The Australian Taxation Office may give self-managed super fund trustees some relief from new event-based reporting requirements, if only temporarily.
One of several options outlined in a position paper issued by the ATO last week would allow SMSFs to report quarterly, instead of when events occur.
A quarterly reporting regime would apply for SMSFs until 2020, when they would have to comply with the same reporting obligations as other types of super funds.
The new event-based reporting requirements are a by-product of the transfer balance cap rules introduced in July. All superannuation providers, including SMSFs, will be required to report data relating to transactions associated with the payment of retirement phase income streams to the ATO on an event basis.
“This reporting is required in order for us to track an individual’s transfer balance account across all funds and administer the appropriate consequences if an individual exceeds their cap,” the ATO says in the position paper.
“Events” that need to be reported include commencement of superannuation income streams (pensions), limited recourse borrowing arrangement repayments, commutations, compliance with a commutation authority issued by the ATO, personal injury contributions and superannuation income streams that stop being in the retirement phase.
Reporting starts on October 1. Reports are to be lodged no later than 10 business days after the end of the month in which the reporting event occurred.
Concessions that may be offered to SMSFs include giving them until July next year to start reporting and allowing them to report the commencement of a retirement income stream or an LRBA payment 28 days after the end of the relevant quarter.
No concession will be available when it comes to reporting compliance or non-compliance with commutation authorities.
And in cases where an income stream is commuted because the ATO issued an excess transfer balance determination, the ATO is unlikely to offer quarterly reporting.
The move to event-based reporting for SMSFs has been controversial.

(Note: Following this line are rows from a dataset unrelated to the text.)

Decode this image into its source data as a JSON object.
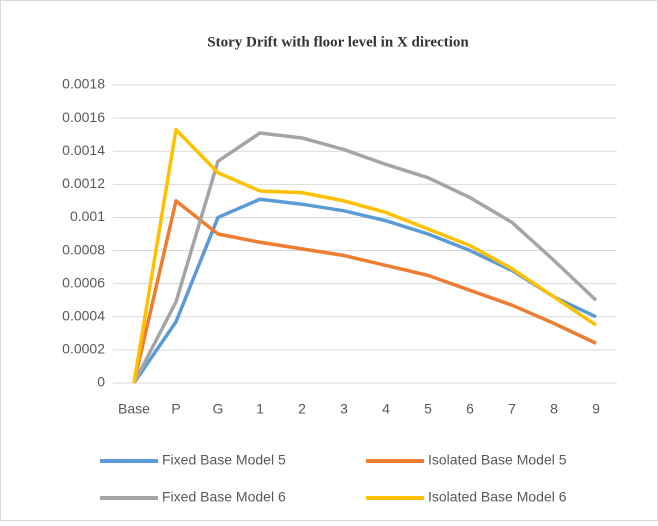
{
  "chart_data": {
    "type": "line",
    "title": "Story Drift with floor level in X direction",
    "categories": [
      "Base",
      "P",
      "G",
      "1",
      "2",
      "3",
      "4",
      "5",
      "6",
      "7",
      "8",
      "9"
    ],
    "series": [
      {
        "name": "Fixed Base Model 5",
        "color": "#5b9bd5",
        "values": [
          0,
          0.00037,
          0.001,
          0.00111,
          0.00108,
          0.00104,
          0.00098,
          0.0009,
          0.0008,
          0.00068,
          0.00052,
          0.0004
        ]
      },
      {
        "name": "Isolated Base Model 5",
        "color": "#ed7d31",
        "values": [
          0,
          0.0011,
          0.0009,
          0.00085,
          0.00081,
          0.00077,
          0.00071,
          0.00065,
          0.00056,
          0.00047,
          0.00036,
          0.00024
        ]
      },
      {
        "name": "Fixed Base Model 6",
        "color": "#a5a5a5",
        "values": [
          0,
          0.00049,
          0.00134,
          0.00151,
          0.00148,
          0.00141,
          0.00132,
          0.00124,
          0.00112,
          0.00097,
          0.00074,
          0.0005
        ]
      },
      {
        "name": "Isolated Base Model 6",
        "color": "#ffc000",
        "values": [
          0,
          0.00153,
          0.00127,
          0.00116,
          0.00115,
          0.0011,
          0.00103,
          0.00093,
          0.00083,
          0.00069,
          0.00052,
          0.00035
        ]
      }
    ],
    "ylim": [
      0,
      0.0018
    ],
    "yticks": [
      0,
      0.0002,
      0.0004,
      0.0006,
      0.0008,
      0.001,
      0.0012,
      0.0014,
      0.0016,
      0.0018
    ],
    "grid": true
  }
}
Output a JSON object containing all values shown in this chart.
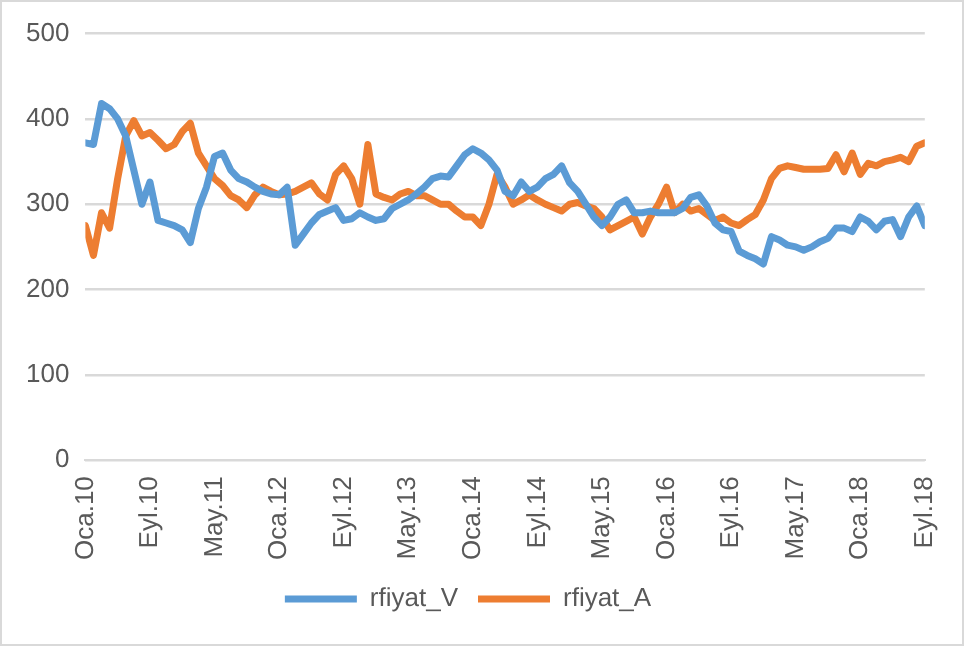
{
  "chart_data": {
    "type": "line",
    "categories": [
      "Oca.10",
      null,
      null,
      null,
      null,
      null,
      null,
      null,
      "Eyl.10",
      null,
      null,
      null,
      null,
      null,
      null,
      null,
      "May.11",
      null,
      null,
      null,
      null,
      null,
      null,
      null,
      "Oca.12",
      null,
      null,
      null,
      null,
      null,
      null,
      null,
      "Eyl.12",
      null,
      null,
      null,
      null,
      null,
      null,
      null,
      "May.13",
      null,
      null,
      null,
      null,
      null,
      null,
      null,
      "Oca.14",
      null,
      null,
      null,
      null,
      null,
      null,
      null,
      "Eyl.14",
      null,
      null,
      null,
      null,
      null,
      null,
      null,
      "May.15",
      null,
      null,
      null,
      null,
      null,
      null,
      null,
      "Oca.16",
      null,
      null,
      null,
      null,
      null,
      null,
      null,
      "Eyl.16",
      null,
      null,
      null,
      null,
      null,
      null,
      null,
      "May.17",
      null,
      null,
      null,
      null,
      null,
      null,
      null,
      "Oca.18",
      null,
      null,
      null,
      null,
      null,
      null,
      null,
      "Eyl.18"
    ],
    "series": [
      {
        "name": "rfiyat_V",
        "color": "#5b9bd5",
        "values": [
          372,
          370,
          418,
          412,
          400,
          380,
          340,
          300,
          326,
          281,
          278,
          275,
          270,
          255,
          295,
          320,
          356,
          360,
          340,
          330,
          326,
          320,
          315,
          312,
          311,
          320,
          252,
          265,
          278,
          288,
          292,
          296,
          281,
          283,
          290,
          285,
          281,
          283,
          295,
          300,
          305,
          312,
          320,
          330,
          333,
          332,
          345,
          358,
          365,
          360,
          352,
          340,
          315,
          310,
          326,
          315,
          320,
          330,
          335,
          345,
          325,
          315,
          300,
          285,
          275,
          285,
          300,
          305,
          290,
          290,
          292,
          290,
          290,
          290,
          295,
          308,
          311,
          298,
          278,
          270,
          268,
          245,
          240,
          236,
          230,
          262,
          258,
          252,
          250,
          246,
          250,
          256,
          260,
          272,
          272,
          268,
          285,
          280,
          270,
          280,
          282,
          262,
          285,
          298,
          275
        ]
      },
      {
        "name": "rfiyat_A",
        "color": "#ed7d31",
        "values": [
          275,
          240,
          290,
          272,
          330,
          380,
          398,
          380,
          384,
          375,
          365,
          370,
          385,
          395,
          360,
          345,
          330,
          322,
          310,
          305,
          296,
          311,
          320,
          315,
          311,
          312,
          315,
          320,
          325,
          312,
          305,
          335,
          345,
          330,
          300,
          370,
          312,
          308,
          305,
          312,
          315,
          310,
          310,
          305,
          300,
          300,
          292,
          285,
          285,
          275,
          300,
          335,
          320,
          300,
          305,
          311,
          305,
          300,
          296,
          292,
          300,
          302,
          298,
          295,
          285,
          270,
          275,
          280,
          285,
          265,
          285,
          300,
          320,
          290,
          300,
          292,
          295,
          288,
          281,
          285,
          278,
          275,
          282,
          288,
          305,
          330,
          342,
          345,
          343,
          341,
          341,
          341,
          342,
          358,
          338,
          360,
          335,
          348,
          345,
          350,
          352,
          355,
          350,
          368,
          372
        ]
      }
    ],
    "ylim": [
      0,
      500
    ],
    "yticks": [
      0,
      100,
      200,
      300,
      400,
      500
    ],
    "grid": "y",
    "legend": "bottom",
    "marker": "none",
    "line_style": "solid"
  }
}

The Tax Institute has criticised it, saying it will put a lot of pressure on tax agents and trustees.
“Superannuation reporting requirements should be annual. At worst, reporting should be no more frequent that quarterly,” the Institute says.
The SMSF Association has welcomed the quarterly option in the ATO position paper.
SMSF Association chief executive John Maroney says his organisation is surveying members to see what the overall response is to the ATO position paper.
“This will inform our final position and submission to the ATO,” Maroney says.
“The transition period will allow the SMSF sector to develop and adopt technology that will assist advisers meet the compliance challenge of event-base reporting. Currently we do not have a position on how frequently event-based reporting should occur after the transition period finishes.
“We do believe that in the long term event-based reporting will be a positive for the SMSF sector as it can drive efficiencies with the use of technology.”